What this bracelet means to me

By Chris Lotze, TNC Graphic Designer

It's just a bracelet, made of some metal with a cool razor wire imprinted on the face of it. Not very manly, bracelets really never have been, but still something inside myself wanted to put it on.

I'm what you might call part of the "general public." I don't have a loved one in prison; I didn't know anyone in prison. About five months ago I really didn't think much about the drug war. I was a small town, strait-laced, white boy Republican who thought lawbreakers should be locked up. I'm not a God fearing man or a close minded man either, but I always had the "you do the crime, you do the time" attitude. Well, that was until I started working for the November Coalition.

It all started a few years back. Nora Callahan and I worked for our town newspaper. Nora always struck me as different from the norm. She had that sweet innocent look and attitude, but something about her told me that she was one not to mess with.

Nora and I worked in the same department. We now and then of course talked, and I soon learned that this sweet innocent woman I pictured waking up with a smile on her face every morning, singing with the spring birds, and making home baked pies in her spare time was nothing like that. Her world was so much different than what she showed in public.

Government was her main topic of discussion. She would tell me how the government is enslaving families everyday, how there is no justice anymore, and the whole time she's saying this, I'm like, call a doctor, she's gone over the edge! As days and weeks passed by, I heard the story about her brother, and what Nora, her brother and her family have been going through. The more and more she talked, the more and more I listened.

It wasn't long before she started talking about how she needs to stop working at the newspaper and spend most of her time on this drug war. The topics moved from government to "I'm going to be doing a live radio interview..Oh, I'm nervous" to later "I'm flying to Washington D.C. to meet some people that want to help us."

It wasn't very long before she stopped working at the newspaper to take on this cause of hers, never once turning back or saying, "Did I make the right move?"

In our long talks about the government and the drug war, Nora kept telling me that one day she was going to hire me to work for her, and two years later, here I am, working for the November Coalition.

It didn't take me, a small town Republican, long to truly realize how the drug war has gone way off track. My awareness grew in a matter of days after going through piles of mail from prisoners and family members telling their own stories about the drug war and its effect on their lives. One story really woke me up and has stuck with me ever since.
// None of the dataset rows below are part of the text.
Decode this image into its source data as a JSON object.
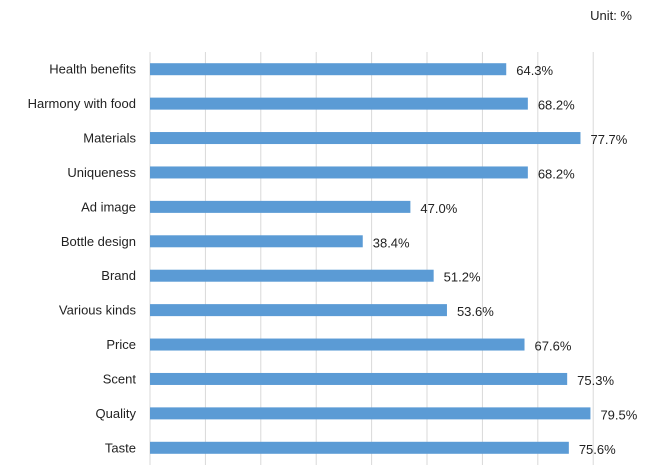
{
  "chart_data": {
    "type": "bar",
    "orientation": "horizontal",
    "unit_label": "Unit: %",
    "categories": [
      "Health benefits",
      "Harmony with food",
      "Materials",
      "Uniqueness",
      "Ad image",
      "Bottle design",
      "Brand",
      "Various kinds",
      "Price",
      "Scent",
      "Quality",
      "Taste"
    ],
    "values": [
      64.3,
      68.2,
      77.7,
      68.2,
      47.0,
      38.4,
      51.2,
      53.6,
      67.6,
      75.3,
      79.5,
      75.6
    ],
    "value_labels": [
      "64.3%",
      "68.2%",
      "77.7%",
      "68.2%",
      "47.0%",
      "38.4%",
      "51.2%",
      "53.6%",
      "67.6%",
      "75.3%",
      "79.5%",
      "75.6%"
    ],
    "xlim": [
      0,
      87
    ],
    "grid_step": 10,
    "grid": true,
    "legend": "none",
    "colors": {
      "bar": "#5b9bd5",
      "grid": "#d9d9d9",
      "text": "#222222"
    }
  }
}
His name is Khalid Muhammad, and he was at a party that got busted for drugs. Khalid didn't know there were drugs at this party, and he didn't see any drugs at this party, but he was still sentenced to 35 years in prison. This story hit me hard because it could have been me at that party, or any one of us. So I took it upon myself to get a POWD bracelet with his number on it; I got his address and started to write him letters.

To me, I've never been much of a bracelet person; so it's kind of awkward wearing one now, but there isn't a day I don't wear it. If I forget to put it on in the morning, I kick myself for it, thinking I let this man down. The bracelet isn't a fashion statement for me; its my way of having a piece of Khalid with me. Even if he's not free, his memory is free in my mind. The bracelet not only symbolizes Khalid, but also symbolizes every drug war prisoner.

I soon noticed the bracelet wasn't seen by everyone who walked by. So I took it upon myself to make a T-shirt saying "Free Khalid Muhammad" with his picture on the back. I'm looking forward to the day when an innocent bystander sees "Free Khalid Muhammad" on my shirt and asks, "Who is Khalid Muhammad?" That will be the day I can tell another member of the "general public" about the real drug war, and maybe, just maybe, he will join an already growing group of us that thinks the drug war must end.

It's the November Coalition's job to show the "general public" about the real drug war. I'm living proof that it's working.